Throughout this study, we have chosen the two most common data augmentation techniques (i.e., random rotation and horizontal flipping) as the conventional ones. To find out the effect of other augmentations, we measured the diagnostic performance of AI models by applying different sets of augmentations, including random shearing (degree within [-15, 15]) and scaling (scaling factor within [0.8, 1.2]). However, no combination of augmentations was superior on the test datasets, even after adding more augmentations (see Supplementary Table S4).

When we investigated the diagnostic performance of AI for each abnormality, we found that some abnormalities were more challenging than others in terms of generalization (see Supplementary Table S5). For example, in the VHDR1 and IHDR2 datasets, the diagnostic performance for consolidation/ground glass opacity, pleural effusion, and pneumothorax were almost the same, while that for nodule/mass and fibrotic sequelae were degraded in IHDR2. However, the diagnostic performance was improved for all the abnormalities, after applying the XM-pipeline, compared to the baseline model.
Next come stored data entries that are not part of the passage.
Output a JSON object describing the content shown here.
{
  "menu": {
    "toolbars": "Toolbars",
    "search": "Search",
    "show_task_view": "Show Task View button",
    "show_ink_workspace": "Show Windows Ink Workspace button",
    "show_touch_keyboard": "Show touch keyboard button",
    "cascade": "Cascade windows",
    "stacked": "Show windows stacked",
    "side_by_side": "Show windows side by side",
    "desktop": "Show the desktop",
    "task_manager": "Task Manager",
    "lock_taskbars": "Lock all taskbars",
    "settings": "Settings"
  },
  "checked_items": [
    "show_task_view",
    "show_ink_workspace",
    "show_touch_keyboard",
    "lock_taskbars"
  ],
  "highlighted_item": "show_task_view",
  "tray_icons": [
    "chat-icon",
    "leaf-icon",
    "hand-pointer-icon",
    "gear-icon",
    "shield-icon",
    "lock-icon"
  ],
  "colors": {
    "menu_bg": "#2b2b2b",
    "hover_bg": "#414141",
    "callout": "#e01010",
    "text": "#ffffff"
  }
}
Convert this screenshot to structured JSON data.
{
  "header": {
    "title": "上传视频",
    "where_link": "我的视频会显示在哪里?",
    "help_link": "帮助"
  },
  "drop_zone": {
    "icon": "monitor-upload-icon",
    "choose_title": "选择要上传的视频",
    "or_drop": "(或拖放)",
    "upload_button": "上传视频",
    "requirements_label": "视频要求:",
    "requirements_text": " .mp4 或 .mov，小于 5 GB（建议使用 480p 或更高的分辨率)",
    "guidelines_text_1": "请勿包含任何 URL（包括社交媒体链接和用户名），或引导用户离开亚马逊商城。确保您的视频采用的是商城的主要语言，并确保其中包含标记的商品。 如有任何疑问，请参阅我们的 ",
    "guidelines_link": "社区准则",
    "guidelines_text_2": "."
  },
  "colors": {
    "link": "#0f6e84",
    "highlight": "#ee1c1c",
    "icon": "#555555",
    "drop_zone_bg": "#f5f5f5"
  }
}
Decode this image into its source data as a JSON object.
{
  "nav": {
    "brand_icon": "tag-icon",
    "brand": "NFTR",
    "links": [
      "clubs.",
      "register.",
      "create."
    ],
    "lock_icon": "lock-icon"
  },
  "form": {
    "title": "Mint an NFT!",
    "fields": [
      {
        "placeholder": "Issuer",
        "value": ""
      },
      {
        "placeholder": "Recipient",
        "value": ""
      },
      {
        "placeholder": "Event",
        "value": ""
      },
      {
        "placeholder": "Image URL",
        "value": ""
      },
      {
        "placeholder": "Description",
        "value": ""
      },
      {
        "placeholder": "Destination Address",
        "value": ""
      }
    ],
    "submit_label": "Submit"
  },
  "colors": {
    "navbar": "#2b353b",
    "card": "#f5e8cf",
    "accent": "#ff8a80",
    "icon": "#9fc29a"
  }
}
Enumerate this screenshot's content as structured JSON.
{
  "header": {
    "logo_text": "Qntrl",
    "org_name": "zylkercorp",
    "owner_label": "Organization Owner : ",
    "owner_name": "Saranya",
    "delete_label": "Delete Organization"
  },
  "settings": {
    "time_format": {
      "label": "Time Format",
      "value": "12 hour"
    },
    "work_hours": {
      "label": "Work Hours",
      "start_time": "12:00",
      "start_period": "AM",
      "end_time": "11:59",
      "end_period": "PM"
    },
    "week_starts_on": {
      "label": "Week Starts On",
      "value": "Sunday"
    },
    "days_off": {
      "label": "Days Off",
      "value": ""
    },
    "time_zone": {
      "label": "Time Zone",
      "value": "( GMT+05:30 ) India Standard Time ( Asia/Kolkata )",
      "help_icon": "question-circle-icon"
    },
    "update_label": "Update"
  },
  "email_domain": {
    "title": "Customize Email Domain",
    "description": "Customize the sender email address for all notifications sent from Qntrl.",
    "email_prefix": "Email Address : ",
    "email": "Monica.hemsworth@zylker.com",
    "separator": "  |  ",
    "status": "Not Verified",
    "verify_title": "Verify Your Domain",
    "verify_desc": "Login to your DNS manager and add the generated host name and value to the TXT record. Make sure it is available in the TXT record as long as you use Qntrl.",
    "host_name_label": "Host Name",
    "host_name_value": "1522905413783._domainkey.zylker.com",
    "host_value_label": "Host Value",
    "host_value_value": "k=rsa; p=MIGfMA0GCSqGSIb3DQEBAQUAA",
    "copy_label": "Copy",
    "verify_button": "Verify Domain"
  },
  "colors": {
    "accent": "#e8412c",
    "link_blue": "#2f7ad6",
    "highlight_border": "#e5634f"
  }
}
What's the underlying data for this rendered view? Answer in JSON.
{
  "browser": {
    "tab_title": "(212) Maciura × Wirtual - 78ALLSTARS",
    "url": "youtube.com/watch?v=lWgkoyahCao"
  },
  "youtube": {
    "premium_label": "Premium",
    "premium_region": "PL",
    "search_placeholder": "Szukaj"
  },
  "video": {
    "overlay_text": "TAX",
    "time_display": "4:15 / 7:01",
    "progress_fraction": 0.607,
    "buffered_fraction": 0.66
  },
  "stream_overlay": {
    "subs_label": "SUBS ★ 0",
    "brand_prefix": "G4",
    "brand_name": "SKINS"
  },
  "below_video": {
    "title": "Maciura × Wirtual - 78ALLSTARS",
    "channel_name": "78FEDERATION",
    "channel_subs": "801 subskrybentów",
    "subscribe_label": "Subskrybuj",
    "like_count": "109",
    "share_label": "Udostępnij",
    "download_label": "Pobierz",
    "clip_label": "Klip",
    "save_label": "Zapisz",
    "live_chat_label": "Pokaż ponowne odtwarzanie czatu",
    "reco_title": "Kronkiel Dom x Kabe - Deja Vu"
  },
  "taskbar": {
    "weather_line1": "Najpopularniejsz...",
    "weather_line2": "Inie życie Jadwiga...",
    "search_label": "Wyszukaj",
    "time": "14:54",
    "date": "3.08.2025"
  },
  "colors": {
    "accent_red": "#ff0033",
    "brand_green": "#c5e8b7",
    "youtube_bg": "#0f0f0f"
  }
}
This study has limitations. First, we could not fully explore the optimal parameters of the XM-pipeline (e.g., range of sharpness coefficient). Therefore, the diagnostic performance can still be improved. Second, we adopted the most common image processing techniques for comparison, such as HE, CLAHE, and UM. However, other techniques exist to normalize chest x-ray images, such as [55]. Third, even if we carefully designed the data augmentation techniques in the XM-pipeline, those techniques are still limited to reflect the changes of image characteristics in chest x-rays. In the future, more realistic algorithms, such as the Monte Carlo method for x-ray scattering [56], can be explored as advanced data augmentation techniques. Fourth, we have validated the diagnostic performance of the AI models for classifying common pulmonary abnormalities, but other applications, such as COVID-19 detection [1], might be addressed as future work. Fifth, in this study, quality control of chest x-rays was only performed on private datasets. Other large open datasets, such as CheXpert [20], might need to be reviewed by radiologists to prevent potential labeling issues [57, 58].

In summary, the diagnostic performance of the AI model with the XM-pipeline was consistently higher than those of the other models with the conventional pipelines when they were evaluated on the test datasets of different x-ray machine specifications. This result implies that applying the XM-pipeline can minimize the performance degradation of the AI model due to the changes in x-ray machine specifications.